Stephen Potter laid the groundwork for such analysis over fifty years ago in his groundbreaking work Gamesmanship.
I'm shocked, utterly shocked, that no academics have extended Potter's work into analysis of voting behavior.
We began, it seems, by noting an apparent contradiction between the cost-benefit ratio of voting and people's actual actions. That contradiction should spur a search for the true cost-benefits, not to claim that people are "irrational". And the true costs and benefits, like all cost and benefits, are subjective.
If, e.g., voting for candidate X has an expected effect on my net welfare over the course of my life of 5 utils and a cost of 3 utils, then I will vote. And included in that calculation is going to be the costs and benefits of my perceptions about how to behave. If not voting will induce guilty at 3 utils, that goes into the thinking. If voting will grant self-satisfaction of 2 utils, in it goes. Those costs and benefits should not be separated out ex ante -- except possibly because they are harder to measure (and so separating them out, and figuring an estimated difference between the other cost and benefits and the rough sum of all costs and benefits, is one way to measure them).
Of course it's been a couple of months and won't be for a day, but my fuzzy impression is that even when I am voting I am glad I am enjoying doing it. (Must read the whole series to understand why I'm enjoying.)
It's part of the social fabric.
Last week I went trick-or-treating with my kids. They scored well enough, but for what I could have earned in that hour I could have bought them a lot more candy and all good stuff. But it's a social process: speak at least five words to the neighbors at least once a year. (I had to remind my eldest to put her mask on -- she's less into costumes now, but that's also part of the process.)
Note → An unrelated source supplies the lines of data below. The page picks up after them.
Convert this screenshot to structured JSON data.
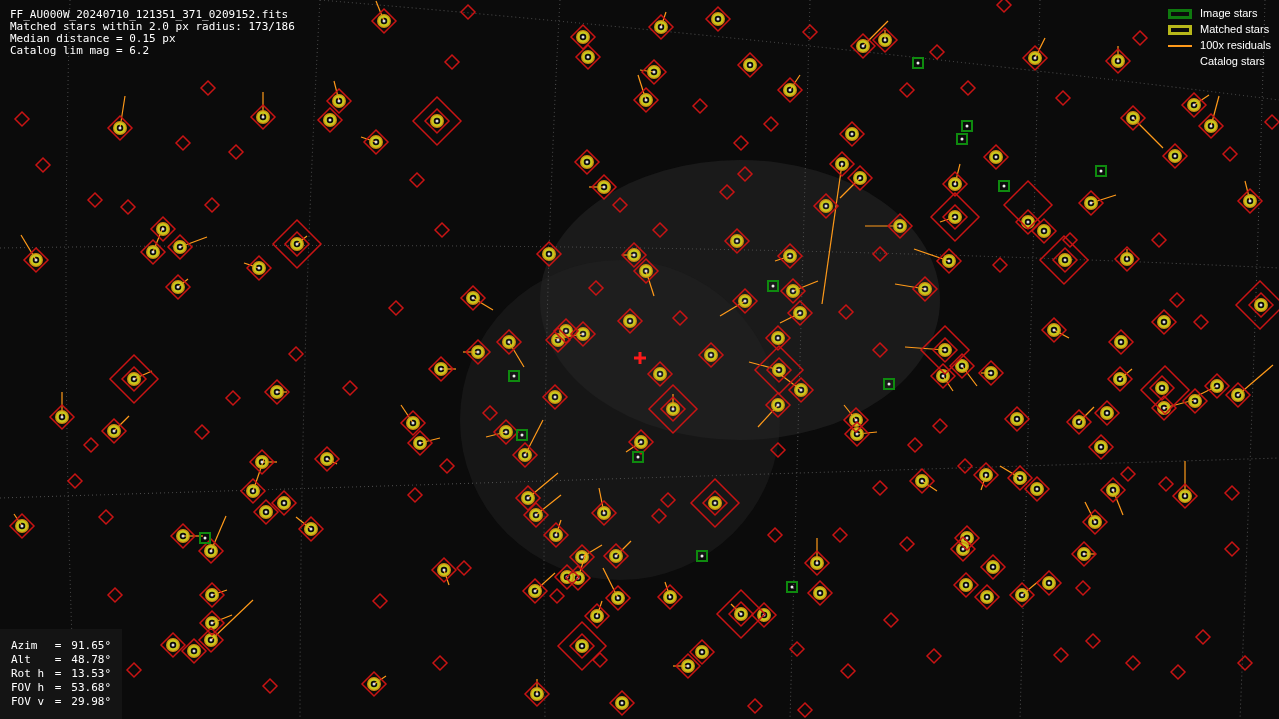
{
  "info_lines": [
    "FF_AU000W_20240710_121351_371_0209152.fits",
    "Matched stars within 2.0 px radius: 173/186",
    "Median distance = 0.15 px",
    "Catalog lim mag = 6.2"
  ],
  "legend": [
    {
      "kind": "box",
      "label": "Image stars",
      "color": "#0f7a0f"
    },
    {
      "kind": "box",
      "label": "Matched stars",
      "color": "#b8b81a"
    },
    {
      "kind": "line",
      "label": "100x residuals",
      "color": "#ff9a1a"
    },
    {
      "kind": "none",
      "label": "Catalog stars"
    }
  ],
  "pointing": [
    {
      "name": "Azim",
      "sign": "=",
      "value": "91.65°"
    },
    {
      "name": "Alt",
      "sign": "=",
      "value": "48.78°"
    },
    {
      "name": "Rot h",
      "sign": "=",
      "value": "13.53°"
    },
    {
      "name": "FOV h",
      "sign": "=",
      "value": "53.68°"
    },
    {
      "name": "FOV v",
      "sign": "=",
      "value": "29.98°"
    }
  ]
}
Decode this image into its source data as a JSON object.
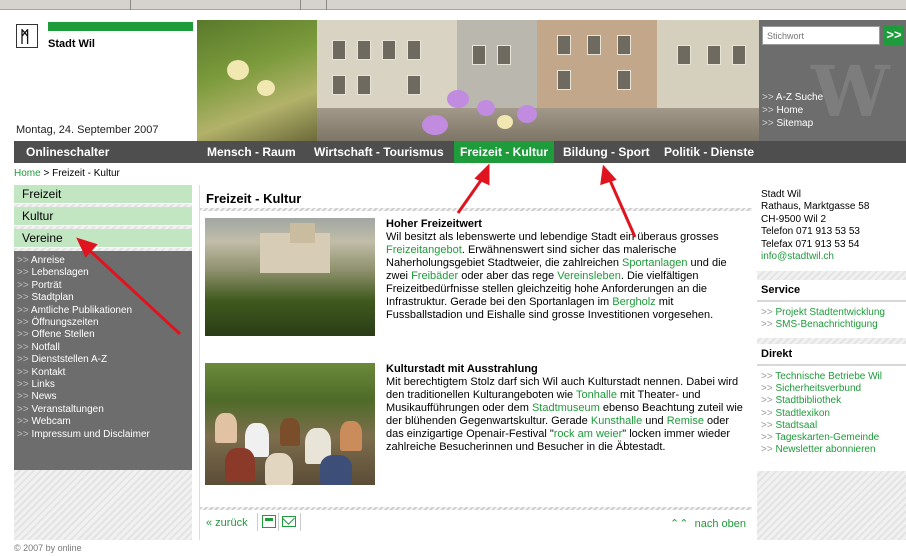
{
  "header": {
    "city_name": "Stadt Wil",
    "date": "Montag, 24. September 2007"
  },
  "search": {
    "placeholder": "Stichwort",
    "button": ">>"
  },
  "quick_links": [
    "A-Z Suche",
    "Home",
    "Sitemap"
  ],
  "nav": {
    "items": [
      "Onlineschalter",
      "Mensch - Raum",
      "Wirtschaft - Tourismus",
      "Freizeit - Kultur",
      "Bildung - Sport",
      "Politik - Dienste"
    ],
    "active": "Freizeit - Kultur"
  },
  "breadcrumb": {
    "home": "Home",
    "separator": " > ",
    "current": "Freizeit - Kultur"
  },
  "sidebar": {
    "sub_items": [
      "Freizeit",
      "Kultur",
      "Vereine"
    ],
    "links": [
      "Anreise",
      "Lebenslagen",
      "Porträt",
      "Stadtplan",
      "Amtliche Publikationen",
      "Öffnungszeiten",
      "Offene Stellen",
      "Notfall",
      "Dienststellen A-Z",
      "Kontakt",
      "Links",
      "News",
      "Veranstaltungen",
      "Webcam",
      "Impressum und Disclaimer"
    ]
  },
  "main": {
    "title": "Freizeit - Kultur",
    "article1": {
      "heading": "Hoher Freizeitwert",
      "p1": "Wil besitzt als lebenswerte und lebendige Stadt ein überaus grosses ",
      "l1": "Freizeitangebot",
      "p2": ". Erwähnenswert sind sicher das malerische Naherholungsgebiet Stadtweier, die zahlreichen ",
      "l2": "Sportanlagen",
      "p3": " und die zwei ",
      "l3": "Freibäder",
      "p4": " oder aber das rege ",
      "l4": "Vereinsleben",
      "p5": ". Die vielfältigen Freizeitbedürfnisse stellen gleichzeitig hohe Anforderungen an die Infrastruktur. Gerade bei den Sportanlagen im ",
      "l5": "Bergholz",
      "p6": " mit Fussballstadion und Eishalle sind grosse Investitionen vorgesehen."
    },
    "article2": {
      "heading": "Kulturstadt mit Ausstrahlung",
      "p1": "Mit berechtigtem Stolz darf sich Wil auch Kulturstadt nennen. Dabei wird den traditionellen Kulturangeboten wie ",
      "l1": "Tonhalle",
      "p2": " mit Theater- und Musikaufführungen oder dem ",
      "l2": "Stadtmuseum",
      "p3": " ebenso Beachtung zuteil wie der blühenden Gegenwartskultur. Gerade ",
      "l3": "Kunsthalle",
      "p4": " und ",
      "l4": "Remise",
      "p5": " oder das einzigartige Openair-Festival \"",
      "l5": "rock am weier",
      "p6": "\" locken immer wieder zahlreiche Besucherinnen und Besucher in die Äbtestadt."
    },
    "footer": {
      "back": "« zurück",
      "top": "nach oben"
    }
  },
  "address": {
    "lines": [
      "Stadt Wil",
      "Rathaus, Marktgasse 58",
      "CH-9500 Wil 2",
      "Telefon 071 913 53 53",
      "Telefax 071 913 53 54"
    ],
    "email": "info@stadtwil.ch"
  },
  "service": {
    "heading": "Service",
    "links": [
      "Projekt Stadtentwicklung",
      "SMS-Benachrichtigung"
    ]
  },
  "direkt": {
    "heading": "Direkt",
    "links": [
      "Technische Betriebe Wil",
      "Sicherheitsverbund",
      "Stadtbibliothek",
      "Stadtlexikon",
      "Stadtsaal",
      "Tageskarten-Gemeinde",
      "Newsletter abonnieren"
    ]
  },
  "copyright": "© 2007 by online",
  "colors": {
    "accent_green": "#1e9b3a",
    "nav_gray": "#4e4e4e",
    "annotation_red": "#e0141e"
  }
}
I occasionally spend some time in a house of worship. I don't think my prayers are heard any better there than elsewhere (epecially if I'm attending the house of worship of members of a different faith) but again the face time builds community.
And my vote does count. I'm typically 25% of the Libertarian voters in my precinct.
The physical discomfort just made it an even bigger deal. It's a mistake to think that people only like easy, painless things. There are times when a little bit of communal suffering can be very satisfying.
Try imagining a future event without using your brain. It's hard!
Looking back on it, people are glad that they voted in past elections because they remember the rush and the feeling of responsibility; the length of the line and the time filling out forms is quickly forgotten. Obviously this doesn't explain all of why people vote (or don't), but I think it suggests that the question isn't answered simply by a measure of objective costs and benefits; how the brain imagines future events seems to play an important role.
For some reason, I'm thinking this is very similar to planning a wedding!
Try imagining a future event with just your brain: it's impossible!
The point is that the brain is here a necessary but not sufficient condition in the envisioning of future events.
Please see, by way of further explanation, Sunny Y. Auyang, Mind in Everyday Life and Cognitive Science (Cambridge, MA: MIT Press, 2000), and M.R. Bennett and P.M.S. Hacker, Philosophical Foundations of Neuroscience (Malden, MA: Blackwell, 2003).
I'm making the rather robust assumption that the mind is not reducible to the brain, let alone identical to it.
Broadly, identifying oneself as a certain 'kind' of person means campaigns framed along divisions can capture or repel according to self-idnetification; and voting is then rewarded by a shot of self-affirmation for being the 'right kind of person'.
The effect of reciprocity, liking and scarcity triggers can also be factored in; eg the scarcity and reactance triggers for RKBA single-issue voting.
Balanced overall benefit assessments and altruistic benefits are generally too poorly communicated to allow people to buy into them.